山地の林縁や空き地、荒地など日のよく当たる場所に生育する、アケビ科のツル性落葉低木(らくようていぼく・文字通り次期が来たら葉が落ちる背丈の低い木。そしてツルのある木である)。漢字では木通と書きます。

春先に新しい芽が伸び、5枚のだ円形の小葉(しょうよう・1枚の葉を作る小さな葉に見える部分。これは葉の一部であって葉ではない)からなる掌状複葉(しょうじょうふくよう・小葉が掌<てのひら>のように集まってできる葉のこと)をつけます。(ちなみに小葉が集まらずに1枚のみで葉そのものになっているのを複葉に対して単葉<たんよう>という)その後、写真のような紫色の花が咲きます。秋に10センチほどの実がなり、熟すと割れます。実は紫色のものと褐色のものがありますが、褐色が多いです。

ちなみにこのアケビの仲間にミツバアケビがあります。同じ実がなりますが、ミツバアケビはその名の通り3枚の小葉が集まって1枚の葉になっています。このような葉の形を3出複葉(さんしゅつふくよう)といいます。ミツバアケビについても里山の植物図鑑の項目を参照してください。
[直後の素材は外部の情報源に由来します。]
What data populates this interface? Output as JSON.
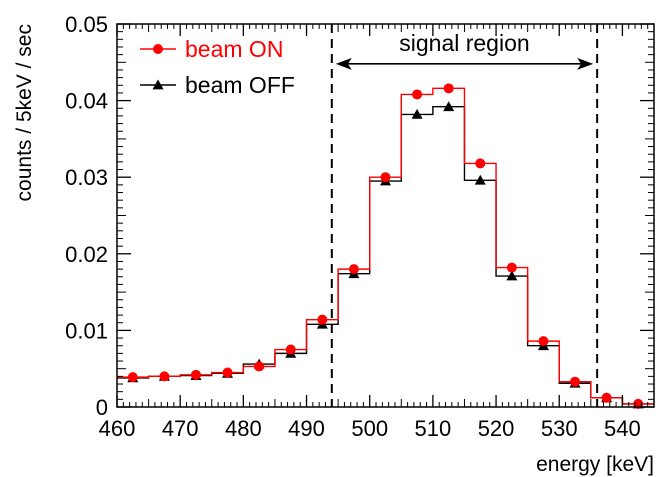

アケビといえば、紫色の実の中の白い果肉を食べることが有名でしょうが、皮も炒めたり、新芽はアク抜きをした後であえ物にするのがおいしです。ちなみに私は果肉はあまり好きではなく、芽の方が好きです。(果肉好きの方ごめんなさい)テレビの某番組で、山形県でアケビの皮の肉詰めがよく食べられているというのがありましたが、アケビは秋の味覚、また、いろいろな食べ方を提供してくれる、サッカーで言えば「ユーティリティプレイヤー」というところでしょうか。それからアケビといえば食べる実を思い浮かべる方が多いと思いますが、写真のような花も魅力があるのではないかと思います。

ちなみにアケビについては、万葉集(まんようしゅう)という奈良時代の歌集にこのような和歌があります。

駿河<するが>の海<み> 磯部<おしへ>に生ふる<おうる> 浜つづら 汝<いまし>を頼み 母に違ひぬ<たがいぬ>  作者不明

駿河の海の磯辺に生える浜つづら(アケビのこと)が長く伸びて広がっているように、私はあなたのことを末永く頼りにして、あなたと一緒になることに反対する母にそむいたのです、という意味です。いちずに愛をつらぬく、というところでしょうか。月並みだが。